4. Finally, let's submit the compiled pipeline by creating and submitting a Pipeline job:

In [None]:
from google.cloud.aiplatform.pipeline_jobs import PipelineJob

job = PipelineJob(
    display_name=f"fancy-fashion-{USER_NAME}",
    enable_caching=False,
    template_path="_artifacts/pipeline.json",
    parameter_values={
        "train_path": "gs://gdd-cb-vertex-fashion-inputs/train"
    },
    pipeline_root=f"gs://gdd-cb-vertex-fashion-artifacts/pipelines",
    location=GCP_REGION,
)

job.run(
    service_account=f"vmd-fashion@gdd-cb-vertex.iam.gserviceaccount.com"
)

5. Follow the pipeline run by clicking on the printed link. Does it finish successfully?

**Exercise 3 - Extending the pipeline**

Now we have an idea of how Kubeflow Pipelines are defined, lets see if we can add some extra functionality to the pipeline.

1. Extend the pipeline by implementing the `evaluate` component to call our model evaluation function (defined in `model.py`). 
2. Add an extra step `predict` that generates model predictions using our prediction function.

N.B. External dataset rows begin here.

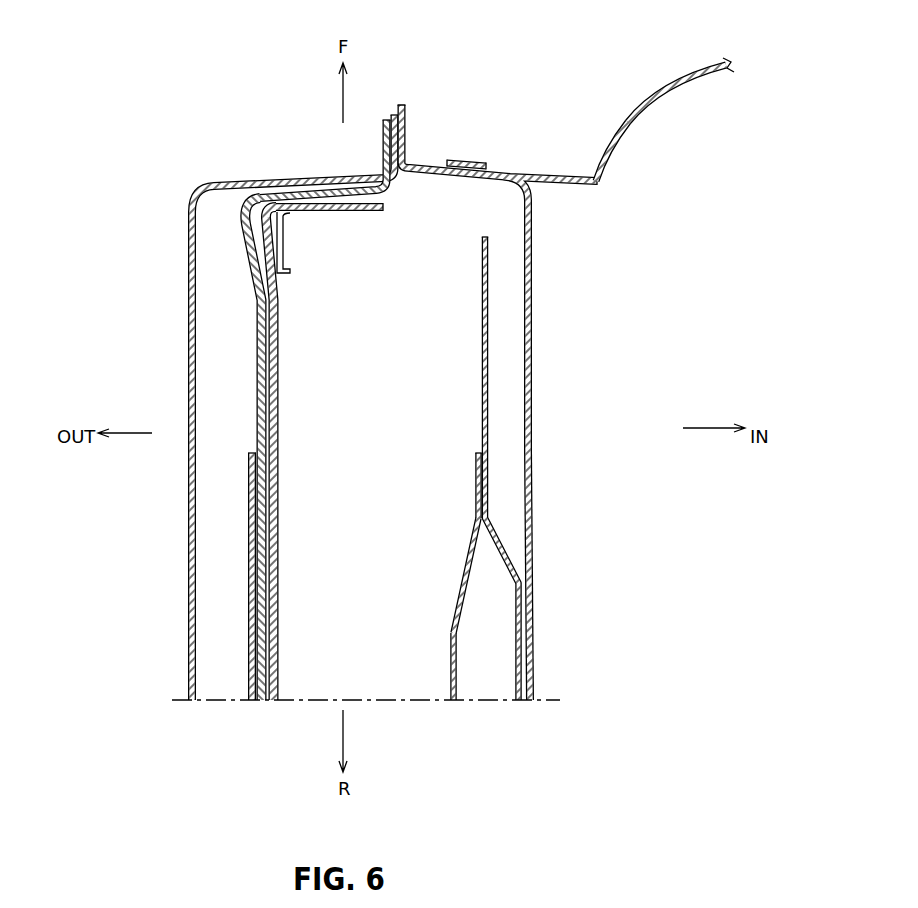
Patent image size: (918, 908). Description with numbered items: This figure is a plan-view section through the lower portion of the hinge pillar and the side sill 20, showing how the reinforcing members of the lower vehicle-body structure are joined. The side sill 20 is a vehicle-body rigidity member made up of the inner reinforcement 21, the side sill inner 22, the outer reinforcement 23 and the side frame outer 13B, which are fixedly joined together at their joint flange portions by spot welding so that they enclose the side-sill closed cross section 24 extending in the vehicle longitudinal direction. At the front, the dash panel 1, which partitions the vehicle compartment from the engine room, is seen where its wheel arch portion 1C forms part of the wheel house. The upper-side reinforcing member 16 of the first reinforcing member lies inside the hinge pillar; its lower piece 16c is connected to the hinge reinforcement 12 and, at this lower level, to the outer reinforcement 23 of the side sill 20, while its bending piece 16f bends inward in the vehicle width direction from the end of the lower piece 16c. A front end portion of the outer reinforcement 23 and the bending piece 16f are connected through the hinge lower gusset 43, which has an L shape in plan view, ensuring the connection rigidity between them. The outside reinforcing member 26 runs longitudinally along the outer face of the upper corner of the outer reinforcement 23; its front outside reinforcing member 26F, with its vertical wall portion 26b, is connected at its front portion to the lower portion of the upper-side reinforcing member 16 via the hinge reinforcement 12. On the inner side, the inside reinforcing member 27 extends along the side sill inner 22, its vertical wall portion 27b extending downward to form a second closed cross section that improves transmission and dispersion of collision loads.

The dash panel 1 is at (679, 73).
The wheel arch portion 1C is at (617, 142).
The hinge reinforcement 12 is at (250, 254).
The side frame outer 13B is at (188, 519).
The upper-side reinforcing member 16 is at (247, 312).
The lower piece 16c is at (259, 392).
The bending piece 16f is at (306, 205).
The side sill 20 is at (543, 389).
The inner reinforcement 21 is at (536, 497).
The side sill inner 22 is at (481, 344).
The outer reinforcement 23 is at (280, 634).
The side-sill closed cross section 24 is at (386, 418).
The outside reinforcing member 26 is at (238, 630).
The front outside reinforcing member 26F is at (247, 568).
The vertical wall portion 26b is at (247, 679).
The inside reinforcing member 27 is at (440, 664).
The vertical wall portion 27b is at (468, 561).
The hinge lower gusset 43 is at (357, 213).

See if you can register the generated predictions as a `Dataset` artifact. (Tip: you can do so by passing an `Output` to your component function).

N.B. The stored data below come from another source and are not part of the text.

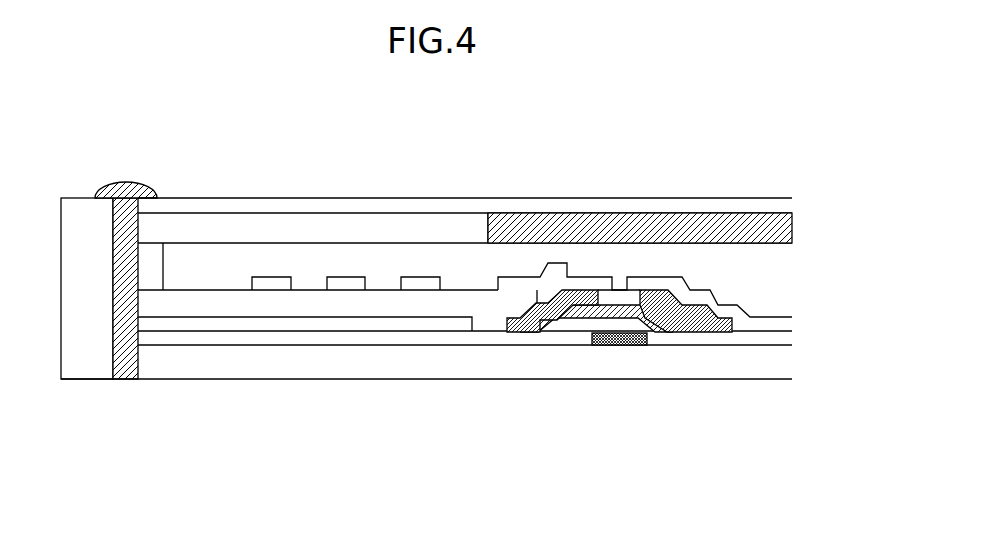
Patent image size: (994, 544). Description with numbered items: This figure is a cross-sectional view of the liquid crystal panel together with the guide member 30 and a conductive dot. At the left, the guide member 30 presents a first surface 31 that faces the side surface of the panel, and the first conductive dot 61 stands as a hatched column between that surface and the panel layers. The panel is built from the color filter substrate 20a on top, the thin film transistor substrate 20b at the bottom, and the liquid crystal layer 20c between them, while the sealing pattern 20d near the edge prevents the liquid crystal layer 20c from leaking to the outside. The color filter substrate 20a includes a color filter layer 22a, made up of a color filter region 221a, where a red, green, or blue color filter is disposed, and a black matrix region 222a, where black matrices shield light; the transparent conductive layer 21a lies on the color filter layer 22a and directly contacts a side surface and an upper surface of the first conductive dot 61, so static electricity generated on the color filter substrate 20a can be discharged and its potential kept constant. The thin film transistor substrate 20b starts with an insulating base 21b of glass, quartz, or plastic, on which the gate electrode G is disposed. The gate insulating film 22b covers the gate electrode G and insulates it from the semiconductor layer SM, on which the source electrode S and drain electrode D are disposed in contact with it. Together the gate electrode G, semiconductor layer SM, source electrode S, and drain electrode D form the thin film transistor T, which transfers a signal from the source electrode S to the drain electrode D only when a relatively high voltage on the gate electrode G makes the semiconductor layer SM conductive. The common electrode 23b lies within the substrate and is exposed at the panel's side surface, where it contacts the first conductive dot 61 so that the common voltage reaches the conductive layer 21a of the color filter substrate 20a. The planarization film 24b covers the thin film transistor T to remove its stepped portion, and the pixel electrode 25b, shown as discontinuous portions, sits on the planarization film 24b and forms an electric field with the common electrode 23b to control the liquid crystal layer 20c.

The guide member 30 is at (72, 341).
The first surface 31 is at (113, 287).
The first conductive dot 61 is at (122, 189).
The color filter substrate 20a is at (802, 198).
The conductive layer 21a is at (258, 203).
The color filter layer 22a is at (610, 168).
The color filter region 221a is at (430, 220).
The black matrix region 222a is at (552, 222).
The sealing pattern 20d is at (150, 248).
The liquid crystal layer 20c is at (778, 266).
The thin film transistor substrate 20b is at (458, 372).
The base 21b is at (227, 368).
The gate insulating film 22b is at (280, 337).
The common electrode 23b is at (335, 323).
The planarization film 24b is at (387, 307).
The pixel electrode 25b is at (440, 282).
The thin film transistor T is at (619, 386).
The drain electrode D is at (522, 350).
The source electrode S is at (712, 330).
The semiconductor layer SM is at (656, 345).
The gate electrode G is at (607, 340).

**Exercise 4 - Validating your predictions**

1. Check the predictions you generated against our validation set using the `validate_predictions` function from `validation.py`.
2. Is your model as accurate as you expected? If not, do you have any idea why?


**Bonus exercises**

Should you finish early, try exploring the following:

* Can you find the pipeline runs and the generated artifacts in the console?
* Where are the artifacts stored in GCP?
* Can you retrieve these metadata details programatically? What about the model artifact path in GCS? (Tip: check the `get_pipeline_df` function in the `google.cloud.aiplatform` package and the `MetadataServiceClient` in the `google.cloud.aiplatform_v1` package).
* How can you tell Kubeflow to use a GPU instance for running a specific task?
* Can you deploy the trained model as a REST API endpoint?